В первые дни больше грабили, редко насиловали, еще реже убивали. Озлобления пока не было, преобладала страсть к легкой добыче. Евреи только печально стояли у ворот своих домов и лавок и наблюдали, как погибает нажитое добро. Но постепенно погромщики входили во вкус. И вот уже какой-то молодой солдат в каске «гнал перед собой по Киевской улице старика-еврея и беспощадно избивал его нагайкой»10. На улице «подозрительных» останавливали, проверяли документы: не еврей ли? Арестованных евреев били жестоко, некоторых расстреливали. Даже не за попытку сопротивления — просто погромщику мог не понравиться ответ еврея на какой-нибудь вопрос.

Комендант Житомира Дмитренко лично участвовал в погроме. Он приходил в самые богатые еврейские дома и не стеснялся подписывать своим именем ордера на обыск. Разумеется, обыск оборачивался обычным грабежом. С такими ордерами «законно» конфисковывали ценности, вынимали даже серьги из ушей. Среди погромщиков встречались люди, как тогда выражались, «полуинтеллигентные». Бывали случаи, когда один из погромщиков садился за рояль и начинал играть, так что грабеж продолжался под музыкальный аккомпанемент11.

Иногда погром приобретал удивительные формы. Какой-нибудь «честный» грабитель выдавал своим жертвам удостоверение вроде охранной грамоты: «Обыск произведен, и ничего не найдено. Сечевик Андреевский». Такую расписку получила некая Ганя Пхасис, что проживала в Житомире на Илларионовской улице.

Погром продолжался шесть дней, с 8 по 13 января, и закончился, когда грабить стало уже нечего12. Впрочем, в марте 1919-го петлюровцы устроят в Житомире еще один погром.

Директория учредила комиссию по расследованию погрома, но виновные не были ни выявлены, ни наказаны, да это было бы и невозможно. Как судить население целого города да еще солдат нескольких полков? К суровым методам восстановления дисциплины вроде децимации13 в украинской армии не прибегали.

Примечания

1. Деникин А.И. Очерки русской смуты. Кн. 3. Т. 4. С. 441, 442.

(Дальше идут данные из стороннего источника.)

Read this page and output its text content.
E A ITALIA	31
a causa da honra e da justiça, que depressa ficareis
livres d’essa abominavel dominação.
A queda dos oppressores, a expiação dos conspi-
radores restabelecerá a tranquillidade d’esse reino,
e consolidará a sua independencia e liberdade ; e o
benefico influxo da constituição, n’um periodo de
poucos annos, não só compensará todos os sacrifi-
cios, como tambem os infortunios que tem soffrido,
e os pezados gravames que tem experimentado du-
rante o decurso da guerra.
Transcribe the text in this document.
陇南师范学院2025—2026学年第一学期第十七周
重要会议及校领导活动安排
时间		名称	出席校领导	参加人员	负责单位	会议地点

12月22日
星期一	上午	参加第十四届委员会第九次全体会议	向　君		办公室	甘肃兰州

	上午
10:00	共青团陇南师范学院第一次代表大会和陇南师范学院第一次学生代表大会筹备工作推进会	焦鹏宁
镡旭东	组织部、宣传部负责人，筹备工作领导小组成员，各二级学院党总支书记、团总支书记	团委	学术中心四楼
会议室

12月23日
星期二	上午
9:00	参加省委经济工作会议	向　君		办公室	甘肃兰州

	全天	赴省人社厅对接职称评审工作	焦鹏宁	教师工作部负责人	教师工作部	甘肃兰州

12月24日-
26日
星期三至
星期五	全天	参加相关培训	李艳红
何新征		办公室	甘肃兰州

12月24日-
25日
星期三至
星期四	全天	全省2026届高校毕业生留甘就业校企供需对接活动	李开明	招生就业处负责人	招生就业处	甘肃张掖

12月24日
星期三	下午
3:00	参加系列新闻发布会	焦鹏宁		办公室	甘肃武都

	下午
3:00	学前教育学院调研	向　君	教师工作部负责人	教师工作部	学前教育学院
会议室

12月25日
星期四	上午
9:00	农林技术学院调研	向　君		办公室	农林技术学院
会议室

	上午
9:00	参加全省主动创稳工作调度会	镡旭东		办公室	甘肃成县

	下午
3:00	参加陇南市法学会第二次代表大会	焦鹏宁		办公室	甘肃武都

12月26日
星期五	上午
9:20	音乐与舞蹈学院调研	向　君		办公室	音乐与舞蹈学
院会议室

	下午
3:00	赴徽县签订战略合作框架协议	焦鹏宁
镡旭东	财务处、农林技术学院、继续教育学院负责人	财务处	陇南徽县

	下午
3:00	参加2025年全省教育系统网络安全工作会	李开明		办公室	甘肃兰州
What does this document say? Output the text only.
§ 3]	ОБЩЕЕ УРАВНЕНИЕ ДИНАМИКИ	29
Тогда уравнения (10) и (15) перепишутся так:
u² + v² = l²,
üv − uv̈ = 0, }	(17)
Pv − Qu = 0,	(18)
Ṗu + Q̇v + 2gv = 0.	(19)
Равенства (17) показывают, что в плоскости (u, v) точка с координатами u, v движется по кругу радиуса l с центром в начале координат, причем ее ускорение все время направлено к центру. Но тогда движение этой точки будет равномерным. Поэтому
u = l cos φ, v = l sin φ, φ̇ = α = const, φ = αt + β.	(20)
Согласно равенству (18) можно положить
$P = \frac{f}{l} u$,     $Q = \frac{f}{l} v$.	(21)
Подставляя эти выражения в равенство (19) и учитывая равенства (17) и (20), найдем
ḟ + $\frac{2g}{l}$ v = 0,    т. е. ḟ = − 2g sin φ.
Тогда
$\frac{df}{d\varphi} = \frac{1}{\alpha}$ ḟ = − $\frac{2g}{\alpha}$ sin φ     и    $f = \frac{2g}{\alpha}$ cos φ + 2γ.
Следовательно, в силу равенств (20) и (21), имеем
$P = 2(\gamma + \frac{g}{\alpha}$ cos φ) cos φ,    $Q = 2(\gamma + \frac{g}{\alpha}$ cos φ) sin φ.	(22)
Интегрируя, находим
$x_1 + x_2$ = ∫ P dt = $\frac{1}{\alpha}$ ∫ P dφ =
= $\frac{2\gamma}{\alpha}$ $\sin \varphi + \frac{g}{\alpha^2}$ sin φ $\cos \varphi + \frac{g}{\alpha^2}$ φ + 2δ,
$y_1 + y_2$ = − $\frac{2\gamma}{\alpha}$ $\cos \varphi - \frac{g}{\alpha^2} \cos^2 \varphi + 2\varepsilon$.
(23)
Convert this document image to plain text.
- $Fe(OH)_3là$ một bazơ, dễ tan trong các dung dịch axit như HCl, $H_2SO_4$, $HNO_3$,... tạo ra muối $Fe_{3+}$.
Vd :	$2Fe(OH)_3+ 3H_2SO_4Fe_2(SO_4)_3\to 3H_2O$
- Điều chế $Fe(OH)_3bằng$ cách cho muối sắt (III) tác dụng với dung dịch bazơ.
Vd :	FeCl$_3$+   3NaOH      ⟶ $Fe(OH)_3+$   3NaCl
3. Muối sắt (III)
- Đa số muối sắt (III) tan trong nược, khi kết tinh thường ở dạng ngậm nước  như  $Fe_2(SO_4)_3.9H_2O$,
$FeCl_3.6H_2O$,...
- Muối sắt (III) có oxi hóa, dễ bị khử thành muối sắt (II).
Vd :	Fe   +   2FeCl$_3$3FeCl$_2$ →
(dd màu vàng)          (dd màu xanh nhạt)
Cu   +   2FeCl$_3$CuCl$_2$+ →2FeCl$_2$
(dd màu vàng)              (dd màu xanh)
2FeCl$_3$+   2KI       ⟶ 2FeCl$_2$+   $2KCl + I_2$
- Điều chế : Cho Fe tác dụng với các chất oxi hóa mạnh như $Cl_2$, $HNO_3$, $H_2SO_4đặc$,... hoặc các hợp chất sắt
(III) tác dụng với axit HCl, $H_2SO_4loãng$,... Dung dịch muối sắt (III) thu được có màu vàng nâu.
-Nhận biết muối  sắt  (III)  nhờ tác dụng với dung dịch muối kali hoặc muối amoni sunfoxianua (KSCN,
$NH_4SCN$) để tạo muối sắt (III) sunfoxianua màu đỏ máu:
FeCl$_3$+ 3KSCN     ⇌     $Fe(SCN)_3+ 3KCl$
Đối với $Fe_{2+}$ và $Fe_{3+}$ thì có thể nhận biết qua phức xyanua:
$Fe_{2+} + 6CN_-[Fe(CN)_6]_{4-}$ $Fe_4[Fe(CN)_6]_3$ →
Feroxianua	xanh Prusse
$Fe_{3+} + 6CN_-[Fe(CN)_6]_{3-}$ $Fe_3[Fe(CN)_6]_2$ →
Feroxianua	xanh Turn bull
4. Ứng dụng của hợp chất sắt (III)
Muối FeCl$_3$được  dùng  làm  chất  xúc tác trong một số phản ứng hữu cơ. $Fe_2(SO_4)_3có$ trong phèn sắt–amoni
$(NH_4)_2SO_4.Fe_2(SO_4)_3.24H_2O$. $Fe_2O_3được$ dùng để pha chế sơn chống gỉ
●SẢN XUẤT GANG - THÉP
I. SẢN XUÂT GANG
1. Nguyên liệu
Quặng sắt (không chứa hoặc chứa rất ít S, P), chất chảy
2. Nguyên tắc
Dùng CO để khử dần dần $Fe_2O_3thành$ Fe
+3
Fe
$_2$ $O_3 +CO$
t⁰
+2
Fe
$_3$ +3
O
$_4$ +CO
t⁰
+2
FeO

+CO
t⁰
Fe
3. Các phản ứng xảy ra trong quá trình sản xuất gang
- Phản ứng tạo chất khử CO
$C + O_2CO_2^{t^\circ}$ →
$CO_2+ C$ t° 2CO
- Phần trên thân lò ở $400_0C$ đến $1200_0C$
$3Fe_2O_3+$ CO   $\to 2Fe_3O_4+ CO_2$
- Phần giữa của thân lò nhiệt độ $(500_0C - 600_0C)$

2. Книга погромов. Погромы на Украине, в Белоруссии и европейской части России в период Гражданской войны 1918—1922 гг.: сб. документов. М.: РОССПЭН, 2007. С. 13.

3. Там же.

4. Там же. С. 14.

5. Составители «Книги погромов» ошибочно приписали эти слова и сам погром Николаю (Миколе) Палиенко, бывшему поручику русской армии, в начале 1919-го — сотнику армии УНР. Николай был личностью колоритной, а его участие в погроме прекрасно вписалось бы в историю антисемитизма на Украине и в Европе, ведь в 1943—1944-м он стал штурмбаннфюрером в дивизии СС «Галичина». Он погиб в знаменитом сражении под Бродами, где советскими войсками была уничтожена большая часть этой украинской эсэсовской дивизии. Однако зимой 1919-го Николай Палиенко сражался на другом фронте — воевал с поляками в Галиции. Погром в Житомире начал брат Николая, Александр Палиенко, чья биография до сих пор мало исследована.

6. Сами евреи также не были едины в вопросе о создании еврейских дружин. Так, влиятельная еврейская партия Поалей Цион (партия рабочих-сионистов) противилась созданию таких отрядов — будто бы это могло озлобить всех врагов евреев и спровоцировать погромы.

7. Книга погромов. С. 23.

8. Книга погромов. С. 23.

9. Там же. С. 24.

10. Там же. С. 25.

11. Там же. С. 27.

12. Книга погромов. С. 28.

13. Децимация — казнь каждого десятого в воинском подразделении.